Ben flies home to England a few days before my 24th birthday. He flies all night and arrives with no sleep and calls me to tell me he is safe and I break up with him over the phone right then. He is utterly shocked. He writes me letters after that and calls me daily and threatens to fly back, but I know he doesn’t have any money and can’t. A month later I am dating the guy from the coke line, and though he dicks me over in the end, it is only after a long and patient time of slowly building me back up into an unbroken person with sense, with self awareness, with self esteem, and slowly I realize just what a predicament I was in and I shudder at the thought of the bridal magazines I had bought one time when ben and I were on a good streak. I write down every offense that i can remember from the 3 years, write it all in a diary that I still have, and I have saved it in case I need to take him to court one day, but I know that won’t happen, but I still daydream about it sometimes, and also about picking up a wooden chair by the legs and smashing it into the side of his head, and I know that is irony and also wrong. And anyway back then, right after he left for home, when I called an abuse hotline for help with counseling or perhaps medical attention to be certain that no permanent damage was caused, they find out that I am no longer in the dangerous relationship and they tell me to call my doctor and not bother them. And when I tell my doctor the same thing, she looks at me with a mix of pity and disgust and says Why on earth did you stay with him all that time? What was wrong with you? And then I think – maybe I shouldn’t bring this up. it will make people think I am stupid, or senseless, or trailer trash, or a drama queen, and they won’t take me seriously anymore. So I don’t tell many people for a while. Til
later, when I hear someone else called a drama queen, someone with a child (and I am thankful every day that I was in my situation alone, without a child to bind us together for life). And even if she is a drama queen, or an idiot, or a screaming bitch, still he is stronger than her and he is wrong to hit on her. Men are always physically stronger, always, and they thereby have an absolute duty not to use that strength against a woman, no matter what, no matter what.

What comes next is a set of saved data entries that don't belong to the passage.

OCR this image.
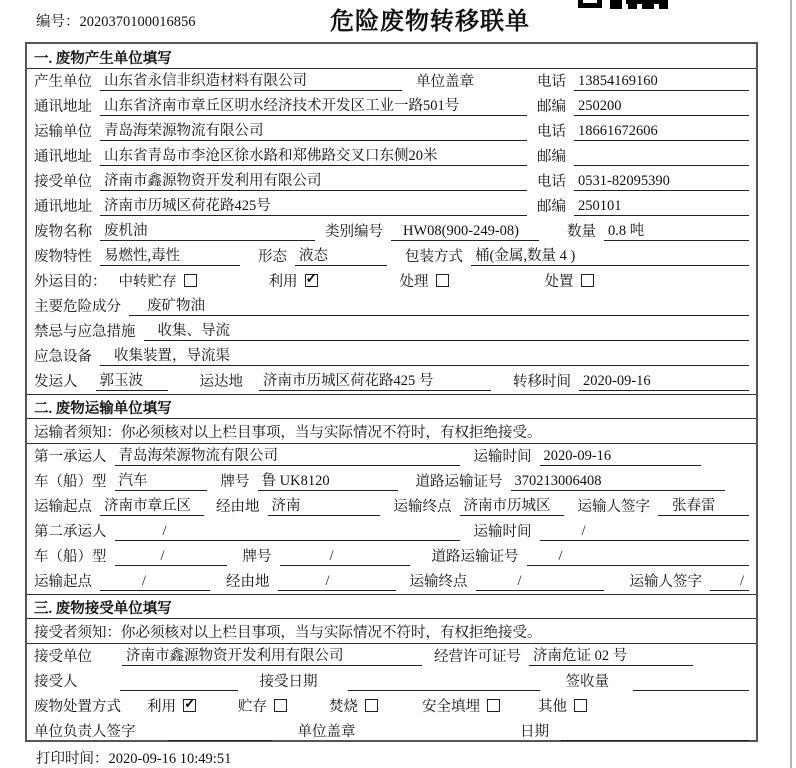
编号：2020370100016856	危险废物转移联单
一. 废物产生单位填写
产生单位 山东省永信非织造材料有限公司	单位盖章	电话 13854169160
通讯地址 山东省济南市章丘区明水经济技术开发区工业一路501号	邮编 250200
运输单位 青岛海荣源物流有限公司	电话 18661672606
通讯地址 山东省青岛市李沧区徐水路和郑佛路交叉口东侧20米	邮编
接受单位 济南市鑫源物资开发利用有限公司	电话 0531-82095390
通讯地址 济南市历城区荷花路425号	邮编 250101
废物名称 废机油	类别编号	HW08(900-249-08)	数量 0.8 吨
废物特性 易燃性,毒性	形态 液态	包装方式 桶(金属,数量 4 )
外运目的： 中转贮存	利用 ✓	处理	处置
主要危险成分	废矿物油
禁忌与应急措施	收集、导流
应急设备	收集装置，导流渠
发运人 郭玉波	运达地 济南市历城区荷花路425 号	转移时间 2020-09-16
二. 废物运输单位填写
运输者须知：你必须核对以上栏目事项，当与实际情况不符时，有权拒绝接受。
第一承运人 青岛海荣源物流有限公司	运输时间 2020-09-16
车（船）型 汽车	牌号 鲁 UK8120	道路运输证号 370213006408
运输起点 济南市章丘区	经由地 济南	运输终点 济南市历城区	运输人签字	张春雷
第二承运人	/	运输时间	/
车（船）型	/	牌号	/	道路运输证号	/
运输起点	/	经由地	/	运输终点	/	运输人签字	/
三. 废物接受单位填写
接受者须知：你必须核对以上栏目事项，当与实际情况不符时，有权拒绝接受。
接受单位 济南市鑫源物资开发利用有限公司	经营许可证号 济南危证 02 号
接受人	接受日期	签收量
废物处置方式 利用 ✓	贮存	焚烧	安全填埋	其他
单位负责人签字	单位盖章	日期
打印时间：2020-09-16 10:49:51
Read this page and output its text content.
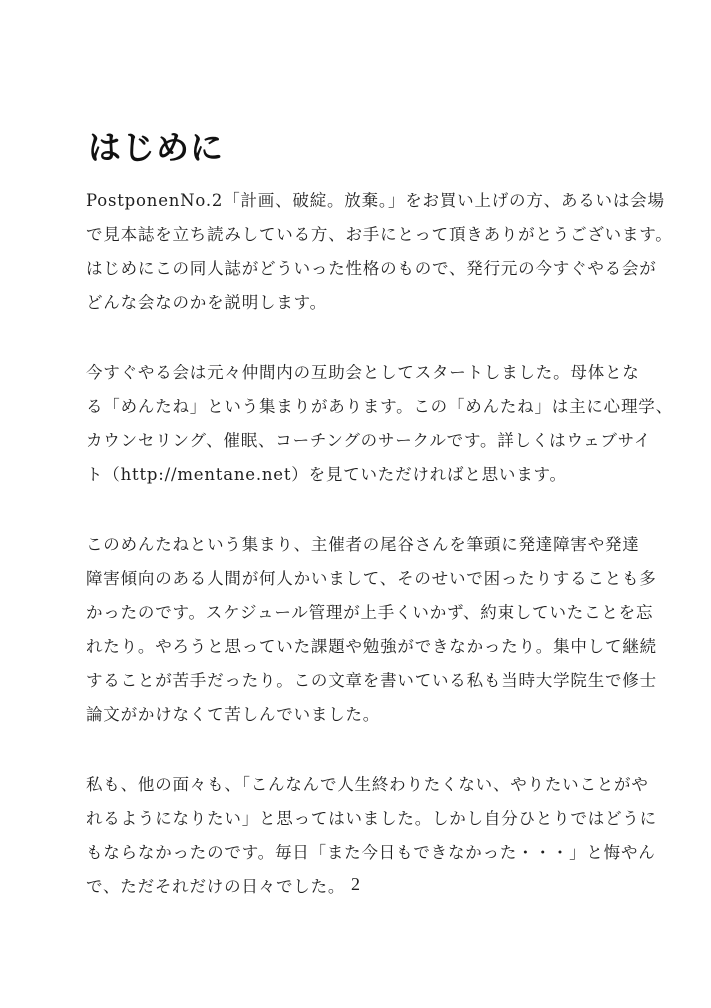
はじめに

PostponenNo.2「計画、破綻。放棄。」をお買い上げの方、あるいは会場
で見本誌を立ち読みしている方、お手にとって頂きありがとうございます。
はじめにこの同人誌がどういった性格のもので、発行元の今すぐやる会が
どんな会なのかを説明します。

今すぐやる会は元々仲間内の互助会としてスタートしました。母体とな
る「めんたね」という集まりがあります。この「めんたね」は主に心理学、
カウンセリング、催眠、コーチングのサークルです。詳しくはウェブサイ
ト（http://mentane.net）を見ていただければと思います。

このめんたねという集まり、主催者の尾谷さんを筆頭に発達障害や発達
障害傾向のある人間が何人かいまして、そのせいで困ったりすることも多
かったのです。スケジュール管理が上手くいかず、約束していたことを忘
れたり。やろうと思っていた課題や勉強ができなかったり。集中して継続
することが苦手だったり。この文章を書いている私も当時大学院生で修士
論文がかけなくて苦しんでいました。

私も、他の面々も、「こんなんで人生終わりたくない、やりたいことがや
れるようになりたい」と思ってはいました。しかし自分ひとりではどうに
もならなかったのです。毎日「また今日もできなかった・・・」と悔やん
で、ただそれだけの日々でした。 2
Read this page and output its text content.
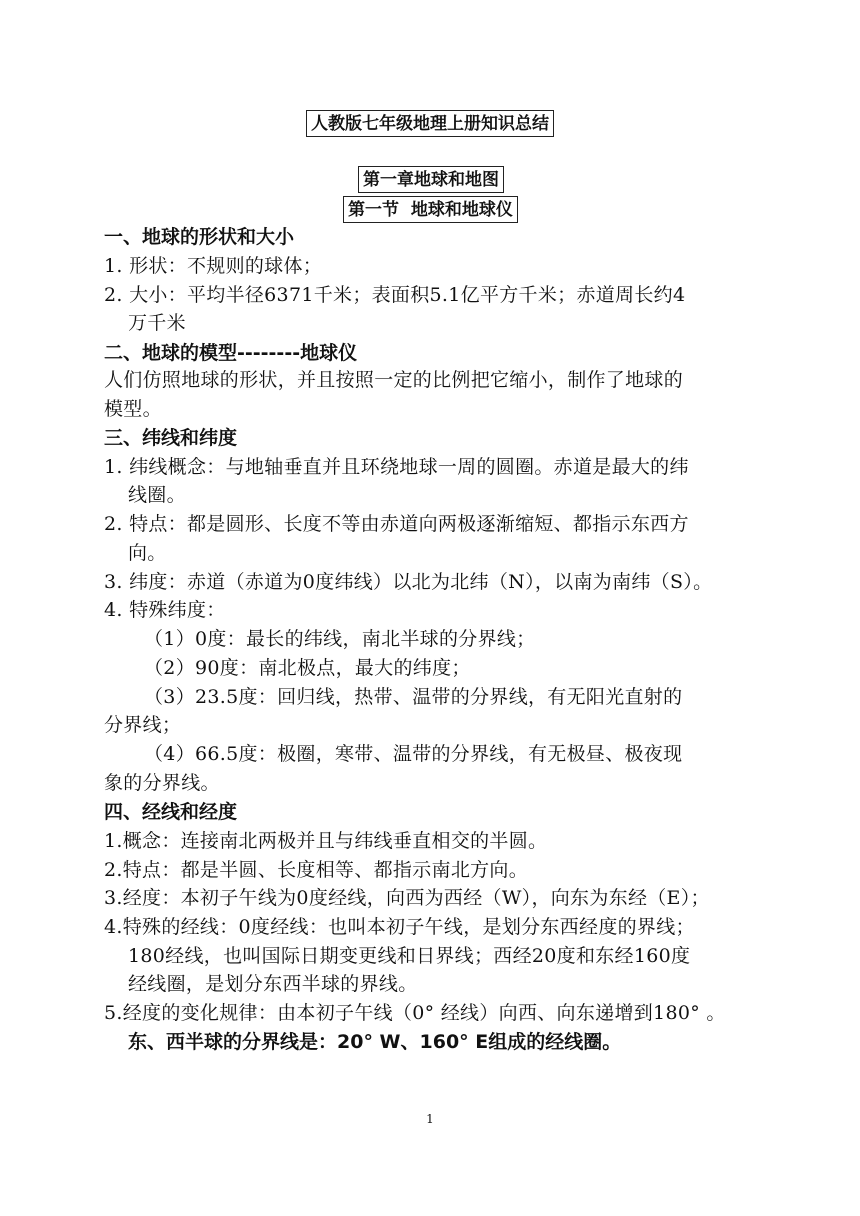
人教版七年级地理上册知识总结
第一章地球和地图
第一节  地球和地球仪
一、地球的形状和大小
1. 形状：不规则的球体；
2. 大小：平均半径6371千米；表面积5.1亿平方千米；赤道周长约4
万千米
二、地球的模型--------地球仪
人们仿照地球的形状，并且按照一定的比例把它缩小，制作了地球的
模型。
三、纬线和纬度
1. 纬线概念：与地轴垂直并且环绕地球一周的圆圈。赤道是最大的纬
线圈。
2. 特点：都是圆形、长度不等由赤道向两极逐渐缩短、都指示东西方
向。
3. 纬度：赤道（赤道为0度纬线）以北为北纬（N），以南为南纬（S）。
4. 特殊纬度：
（1）0度：最长的纬线，南北半球的分界线；
（2）90度：南北极点，最大的纬度；
（3）23.5度：回归线，热带、温带的分界线，有无阳光直射的
分界线；
（4）66.5度：极圈，寒带、温带的分界线，有无极昼、极夜现
象的分界线。
四、经线和经度
1.概念：连接南北两极并且与纬线垂直相交的半圆。
2.特点：都是半圆、长度相等、都指示南北方向。
3.经度：本初子午线为0度经线，向西为西经（W），向东为东经（E）；
4.特殊的经线：0度经线：也叫本初子午线，是划分东西经度的界线；
180经线，也叫国际日期变更线和日界线；西经20度和东经160度
经线圈，是划分东西半球的界线。
5.经度的变化规律：由本初子午线（0° 经线）向西、向东递增到180° 。
东、西半球的分界线是：20° W、160° E组成的经线圈。
1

The Professor told me when the guy left the balcony scene, he noticed a scratch on the dude’s neck. My friends whose apartment complex this was said that this isn’t the first time the police have been called, but they rarely show up in less than 30 minutes. And I want to pull that woman over into a corner and stare her straight in the eye and tell her – it is better on the other side. it is better on the other side. it is better. you will never never never regret it. you have to find a way to make this happen for yourself. for your kid. whatever it takes if you move to alaska and change your names you must get out. I would love to tell her this but i know it won’t make any difference. this story won’t make any difference either, except possibly to freak out my family members who read my blog, and maybe make them think a little less of me, or a little more, or not any different at all.